Wow. Everytown partnered with Tyrie Cleveland:
Thing about this is, well....
Responding to a records request from The Alligator, Florida's University Police Department has released video from the Springs dorm depicting Gators freshmen Tyrie Cleveland and Rick Wells shooting BB guns at and into the dorm, breaking windows, in a July incident.
The video published by The Alligator includes a longer clip from a north camera in which both players open a door propped open by a third person, and pull out their weapons and either fire or merely point their weapons at him — followed by that person emerging from Springs and walking off with Cleveland.
A different south camera angle shows shots that leave three panes of glass webbed with cracks, but not either Cleveland or Wells.
The video doesn't look any better or worse than I expected, frankly, and what I see after watching both longer videos is juvenile horsing around with BB guns — if the third unidentified person is who Cleveland and Wells were shooting at, it sure seems as if he knew they weren't shooting more dangerous firearms at him — that results in significant property damage.
Cleveland and Wells were arrested in the early morning hours on July 25, and face multiple felony charges.
GAINESVILLE, Fla. (AP) — Florida receiver Tyrie Cleveland has pleaded guilty to criminal mischief for firing a BB gun into an on-campus residence hall in July.

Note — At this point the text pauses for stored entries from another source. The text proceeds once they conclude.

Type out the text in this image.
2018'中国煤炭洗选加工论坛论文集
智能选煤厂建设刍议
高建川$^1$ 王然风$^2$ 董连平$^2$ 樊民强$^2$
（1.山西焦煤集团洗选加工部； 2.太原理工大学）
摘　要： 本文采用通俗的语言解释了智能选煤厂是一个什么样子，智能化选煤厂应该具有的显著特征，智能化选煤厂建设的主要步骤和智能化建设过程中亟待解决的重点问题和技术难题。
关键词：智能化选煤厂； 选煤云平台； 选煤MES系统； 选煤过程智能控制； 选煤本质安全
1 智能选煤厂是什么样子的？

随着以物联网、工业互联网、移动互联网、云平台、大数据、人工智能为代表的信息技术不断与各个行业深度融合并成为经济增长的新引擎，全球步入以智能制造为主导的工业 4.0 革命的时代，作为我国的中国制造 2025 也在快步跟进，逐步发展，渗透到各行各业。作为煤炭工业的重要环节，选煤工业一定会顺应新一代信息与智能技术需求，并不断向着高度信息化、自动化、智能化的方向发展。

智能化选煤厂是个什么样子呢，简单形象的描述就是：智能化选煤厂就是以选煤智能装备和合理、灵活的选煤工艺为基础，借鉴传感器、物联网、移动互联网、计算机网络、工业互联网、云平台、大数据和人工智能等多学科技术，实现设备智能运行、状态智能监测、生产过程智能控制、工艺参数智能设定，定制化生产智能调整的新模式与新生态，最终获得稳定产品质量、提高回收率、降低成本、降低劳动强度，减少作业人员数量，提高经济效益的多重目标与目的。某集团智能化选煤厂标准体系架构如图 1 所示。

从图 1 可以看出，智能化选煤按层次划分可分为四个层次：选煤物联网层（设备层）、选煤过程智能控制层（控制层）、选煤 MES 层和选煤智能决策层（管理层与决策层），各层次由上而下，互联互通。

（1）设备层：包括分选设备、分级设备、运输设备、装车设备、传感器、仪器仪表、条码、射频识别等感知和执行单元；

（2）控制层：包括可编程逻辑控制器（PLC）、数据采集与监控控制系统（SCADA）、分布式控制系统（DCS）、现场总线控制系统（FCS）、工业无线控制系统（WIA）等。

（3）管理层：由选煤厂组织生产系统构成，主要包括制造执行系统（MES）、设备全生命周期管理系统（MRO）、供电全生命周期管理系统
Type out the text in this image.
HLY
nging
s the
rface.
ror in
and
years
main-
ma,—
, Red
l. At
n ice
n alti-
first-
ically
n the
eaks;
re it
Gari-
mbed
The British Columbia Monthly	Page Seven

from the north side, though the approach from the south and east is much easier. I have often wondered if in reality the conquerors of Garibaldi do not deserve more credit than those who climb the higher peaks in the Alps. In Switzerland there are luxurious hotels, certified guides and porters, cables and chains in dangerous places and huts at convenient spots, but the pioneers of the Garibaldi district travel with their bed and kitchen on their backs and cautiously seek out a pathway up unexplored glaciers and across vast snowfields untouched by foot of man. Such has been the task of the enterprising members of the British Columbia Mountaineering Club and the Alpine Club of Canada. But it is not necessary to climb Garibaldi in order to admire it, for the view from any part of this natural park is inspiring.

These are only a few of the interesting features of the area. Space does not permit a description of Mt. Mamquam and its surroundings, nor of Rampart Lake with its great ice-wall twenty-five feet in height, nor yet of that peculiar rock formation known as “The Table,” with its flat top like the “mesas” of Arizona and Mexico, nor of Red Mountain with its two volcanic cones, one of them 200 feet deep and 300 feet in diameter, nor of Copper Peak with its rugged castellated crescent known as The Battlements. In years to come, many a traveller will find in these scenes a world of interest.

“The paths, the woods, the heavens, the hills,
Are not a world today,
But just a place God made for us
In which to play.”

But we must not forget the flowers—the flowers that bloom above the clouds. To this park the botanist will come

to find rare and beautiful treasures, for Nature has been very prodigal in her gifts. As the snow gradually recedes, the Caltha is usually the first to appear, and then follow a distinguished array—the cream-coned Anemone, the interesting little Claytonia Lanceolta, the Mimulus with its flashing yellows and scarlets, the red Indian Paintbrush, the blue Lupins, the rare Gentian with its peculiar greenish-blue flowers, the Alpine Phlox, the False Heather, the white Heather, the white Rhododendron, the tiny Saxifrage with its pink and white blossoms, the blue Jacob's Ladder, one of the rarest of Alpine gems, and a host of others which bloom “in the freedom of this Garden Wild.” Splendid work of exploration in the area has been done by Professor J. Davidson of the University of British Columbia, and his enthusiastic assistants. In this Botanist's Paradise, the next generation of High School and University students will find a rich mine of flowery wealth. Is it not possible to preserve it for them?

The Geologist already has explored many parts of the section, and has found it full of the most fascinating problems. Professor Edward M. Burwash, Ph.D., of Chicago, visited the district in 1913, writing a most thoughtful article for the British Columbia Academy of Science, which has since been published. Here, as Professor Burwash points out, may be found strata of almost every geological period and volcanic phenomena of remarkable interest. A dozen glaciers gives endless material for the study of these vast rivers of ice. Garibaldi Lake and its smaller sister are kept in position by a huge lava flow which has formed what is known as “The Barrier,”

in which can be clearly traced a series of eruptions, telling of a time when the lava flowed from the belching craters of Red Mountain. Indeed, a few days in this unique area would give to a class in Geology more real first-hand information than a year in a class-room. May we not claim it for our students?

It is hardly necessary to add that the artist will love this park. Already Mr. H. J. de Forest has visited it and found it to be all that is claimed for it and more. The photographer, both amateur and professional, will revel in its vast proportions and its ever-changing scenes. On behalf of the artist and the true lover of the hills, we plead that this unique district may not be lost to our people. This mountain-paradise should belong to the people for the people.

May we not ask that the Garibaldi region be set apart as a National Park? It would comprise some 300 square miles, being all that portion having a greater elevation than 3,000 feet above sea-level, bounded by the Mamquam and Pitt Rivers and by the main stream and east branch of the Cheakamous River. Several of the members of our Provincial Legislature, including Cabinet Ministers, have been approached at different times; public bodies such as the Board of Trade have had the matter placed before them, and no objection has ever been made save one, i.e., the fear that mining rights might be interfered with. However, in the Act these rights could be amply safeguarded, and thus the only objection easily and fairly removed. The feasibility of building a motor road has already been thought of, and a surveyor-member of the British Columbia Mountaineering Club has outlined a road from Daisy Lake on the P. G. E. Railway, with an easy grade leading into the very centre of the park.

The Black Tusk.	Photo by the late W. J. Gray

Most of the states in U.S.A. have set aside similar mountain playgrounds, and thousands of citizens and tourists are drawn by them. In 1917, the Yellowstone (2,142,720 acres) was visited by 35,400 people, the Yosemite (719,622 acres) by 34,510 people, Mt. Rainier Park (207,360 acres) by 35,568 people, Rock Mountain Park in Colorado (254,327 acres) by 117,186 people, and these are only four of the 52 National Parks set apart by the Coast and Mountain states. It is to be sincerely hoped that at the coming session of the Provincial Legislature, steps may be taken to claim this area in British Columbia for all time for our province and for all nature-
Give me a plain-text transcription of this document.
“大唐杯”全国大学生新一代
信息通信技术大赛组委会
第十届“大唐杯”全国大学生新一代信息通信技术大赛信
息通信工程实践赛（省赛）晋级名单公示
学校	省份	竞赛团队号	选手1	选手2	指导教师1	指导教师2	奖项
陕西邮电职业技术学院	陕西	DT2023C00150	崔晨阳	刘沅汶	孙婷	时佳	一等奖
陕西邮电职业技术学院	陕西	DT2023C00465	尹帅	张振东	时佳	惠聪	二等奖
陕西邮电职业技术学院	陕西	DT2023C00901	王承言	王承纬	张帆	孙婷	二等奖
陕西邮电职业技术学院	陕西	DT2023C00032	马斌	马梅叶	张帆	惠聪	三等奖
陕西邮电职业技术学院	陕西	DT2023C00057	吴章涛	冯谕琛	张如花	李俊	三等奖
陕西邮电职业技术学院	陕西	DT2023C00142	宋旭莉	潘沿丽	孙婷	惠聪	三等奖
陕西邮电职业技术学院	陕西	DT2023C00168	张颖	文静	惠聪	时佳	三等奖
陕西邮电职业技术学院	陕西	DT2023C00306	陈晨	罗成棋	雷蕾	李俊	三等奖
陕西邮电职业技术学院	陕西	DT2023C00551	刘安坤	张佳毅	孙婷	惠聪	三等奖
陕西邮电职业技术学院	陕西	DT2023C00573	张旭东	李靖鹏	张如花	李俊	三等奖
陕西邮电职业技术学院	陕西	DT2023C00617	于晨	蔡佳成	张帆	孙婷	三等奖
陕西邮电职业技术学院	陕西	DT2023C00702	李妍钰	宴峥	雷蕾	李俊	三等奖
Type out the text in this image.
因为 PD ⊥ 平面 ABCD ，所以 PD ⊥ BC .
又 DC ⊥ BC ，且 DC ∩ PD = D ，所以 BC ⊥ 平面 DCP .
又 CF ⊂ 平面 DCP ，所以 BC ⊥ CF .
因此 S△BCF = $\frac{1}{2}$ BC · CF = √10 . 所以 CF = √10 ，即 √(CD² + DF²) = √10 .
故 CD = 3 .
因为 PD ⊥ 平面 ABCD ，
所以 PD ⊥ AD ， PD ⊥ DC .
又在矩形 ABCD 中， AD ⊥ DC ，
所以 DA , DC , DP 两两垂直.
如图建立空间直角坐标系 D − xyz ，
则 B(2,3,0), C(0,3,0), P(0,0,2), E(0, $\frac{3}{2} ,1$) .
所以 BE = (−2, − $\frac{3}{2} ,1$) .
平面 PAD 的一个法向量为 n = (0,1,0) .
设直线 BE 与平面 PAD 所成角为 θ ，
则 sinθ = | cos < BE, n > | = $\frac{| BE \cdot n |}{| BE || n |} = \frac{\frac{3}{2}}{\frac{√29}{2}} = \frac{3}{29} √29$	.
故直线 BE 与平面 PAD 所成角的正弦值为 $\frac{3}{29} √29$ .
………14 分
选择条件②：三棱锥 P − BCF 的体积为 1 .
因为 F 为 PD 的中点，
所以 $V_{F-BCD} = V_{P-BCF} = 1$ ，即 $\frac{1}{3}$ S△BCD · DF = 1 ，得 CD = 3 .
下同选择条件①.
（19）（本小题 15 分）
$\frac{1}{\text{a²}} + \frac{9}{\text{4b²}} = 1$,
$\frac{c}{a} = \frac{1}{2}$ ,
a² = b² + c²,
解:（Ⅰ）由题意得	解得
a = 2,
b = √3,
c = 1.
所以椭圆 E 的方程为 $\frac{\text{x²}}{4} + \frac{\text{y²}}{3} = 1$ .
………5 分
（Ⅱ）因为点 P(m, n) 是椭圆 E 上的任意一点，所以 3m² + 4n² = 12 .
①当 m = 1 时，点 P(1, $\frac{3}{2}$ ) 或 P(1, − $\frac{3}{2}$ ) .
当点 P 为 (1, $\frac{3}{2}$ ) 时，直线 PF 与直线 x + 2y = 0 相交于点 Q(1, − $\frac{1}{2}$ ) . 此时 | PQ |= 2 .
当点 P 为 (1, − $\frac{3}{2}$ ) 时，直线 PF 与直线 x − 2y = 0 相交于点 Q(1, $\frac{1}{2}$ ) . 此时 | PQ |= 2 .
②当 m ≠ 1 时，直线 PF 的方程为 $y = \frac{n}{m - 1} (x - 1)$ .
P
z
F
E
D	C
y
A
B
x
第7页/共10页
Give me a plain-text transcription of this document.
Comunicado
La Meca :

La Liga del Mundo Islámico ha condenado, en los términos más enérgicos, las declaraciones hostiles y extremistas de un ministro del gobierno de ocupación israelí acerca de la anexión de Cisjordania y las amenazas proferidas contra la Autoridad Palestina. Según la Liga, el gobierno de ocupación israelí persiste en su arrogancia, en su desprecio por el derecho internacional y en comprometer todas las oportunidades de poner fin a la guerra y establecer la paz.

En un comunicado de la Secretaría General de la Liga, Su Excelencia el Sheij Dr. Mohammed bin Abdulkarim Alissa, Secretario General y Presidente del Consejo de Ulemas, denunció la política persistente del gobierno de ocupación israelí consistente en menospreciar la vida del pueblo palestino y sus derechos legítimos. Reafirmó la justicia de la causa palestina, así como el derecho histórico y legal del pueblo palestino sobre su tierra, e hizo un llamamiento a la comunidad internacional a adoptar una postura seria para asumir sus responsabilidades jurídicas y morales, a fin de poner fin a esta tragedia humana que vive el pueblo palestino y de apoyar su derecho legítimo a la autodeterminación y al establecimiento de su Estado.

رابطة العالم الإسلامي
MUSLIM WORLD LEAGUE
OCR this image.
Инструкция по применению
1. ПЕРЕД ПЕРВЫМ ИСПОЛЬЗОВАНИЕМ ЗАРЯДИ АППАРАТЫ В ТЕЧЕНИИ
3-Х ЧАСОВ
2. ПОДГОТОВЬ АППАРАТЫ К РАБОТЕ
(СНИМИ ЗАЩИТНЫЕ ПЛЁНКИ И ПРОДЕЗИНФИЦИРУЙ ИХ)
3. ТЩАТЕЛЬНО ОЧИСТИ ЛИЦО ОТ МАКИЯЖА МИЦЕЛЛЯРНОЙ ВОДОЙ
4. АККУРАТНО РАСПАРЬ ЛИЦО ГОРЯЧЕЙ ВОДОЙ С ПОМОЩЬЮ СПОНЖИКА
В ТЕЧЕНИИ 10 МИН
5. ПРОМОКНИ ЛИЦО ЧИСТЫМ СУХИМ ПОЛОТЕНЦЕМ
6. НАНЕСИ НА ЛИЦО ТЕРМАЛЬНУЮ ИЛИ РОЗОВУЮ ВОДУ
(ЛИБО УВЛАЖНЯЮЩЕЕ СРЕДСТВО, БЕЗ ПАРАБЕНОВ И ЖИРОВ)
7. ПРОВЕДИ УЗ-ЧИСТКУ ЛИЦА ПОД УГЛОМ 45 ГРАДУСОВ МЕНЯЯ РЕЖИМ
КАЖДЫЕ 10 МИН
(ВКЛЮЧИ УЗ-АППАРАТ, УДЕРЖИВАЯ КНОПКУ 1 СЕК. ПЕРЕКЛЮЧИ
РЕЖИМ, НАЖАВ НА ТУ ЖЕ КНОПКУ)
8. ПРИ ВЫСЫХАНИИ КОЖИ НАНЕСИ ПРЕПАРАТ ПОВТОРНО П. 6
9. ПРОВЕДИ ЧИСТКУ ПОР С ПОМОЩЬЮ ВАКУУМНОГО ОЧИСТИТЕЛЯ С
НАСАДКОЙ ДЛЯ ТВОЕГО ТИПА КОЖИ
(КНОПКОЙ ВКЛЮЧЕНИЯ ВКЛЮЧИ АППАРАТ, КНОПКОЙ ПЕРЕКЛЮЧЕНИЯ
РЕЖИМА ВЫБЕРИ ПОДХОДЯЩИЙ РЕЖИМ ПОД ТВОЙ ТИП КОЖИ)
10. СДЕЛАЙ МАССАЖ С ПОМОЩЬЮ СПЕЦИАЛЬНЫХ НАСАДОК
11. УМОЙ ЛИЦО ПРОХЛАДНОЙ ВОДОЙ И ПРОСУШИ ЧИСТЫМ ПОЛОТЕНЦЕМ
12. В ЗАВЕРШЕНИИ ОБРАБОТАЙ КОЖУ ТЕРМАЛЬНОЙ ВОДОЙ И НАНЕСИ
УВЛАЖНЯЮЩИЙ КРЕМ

Cleveland entered the plea Friday, one week after teammate and fellow freshman Rick Wells signed a deferred prosecution agreement with the State Attorney's Office in the same case. The charge was reduced Sept. 6 from a felony to a misdemeanor.
Cleveland was not eligible for deferred prosecution because of a past shoplifting charge in Houston.
Cleveland, who has been ruled out of Saturday's game against North Texas because of a hamstring injury, received six months' probation and must pay $979.80 in restitution and $200 in court costs.
Everytown partners with the very best people, don’t they?..... And before you say “not a real gun”, well, Everytown’s people don’t like bb guns/toy guns either:
There’s also the matter of who’s holding the toy gun. “The photo of Prince George juxtaposed with the story of Tamir Rice, a young black boy killed by police in Ohio because he had a toy gun in hand is an important part of the racial and white supremacy dynamics at play here,” Erika Soto Lamb, the founding and former head of communications for Everytown and Moms Demand Action for Gun Sense and a mother of two sons, ages 5 and 7, told Vogue. “It’s not safe for a black child in America to play with toy guns.”
Soto Lamb is a Texas native who was raised around real guns; she grew up playing cops and robbers and revering A Christmas Story—the irreverent classic in which mischievous young Ralphie Parker dreams of his very own BB gun. But she does not allow her two sons to play with toy guns of any kind. While at Everytown and Moms Demand Action, “when my life was a daily deluge of news stories about gun violence in America, and working with mothers whose children had been killed, it was simply untenable to come home and hand my children guns to play with,” Soto Lamb said.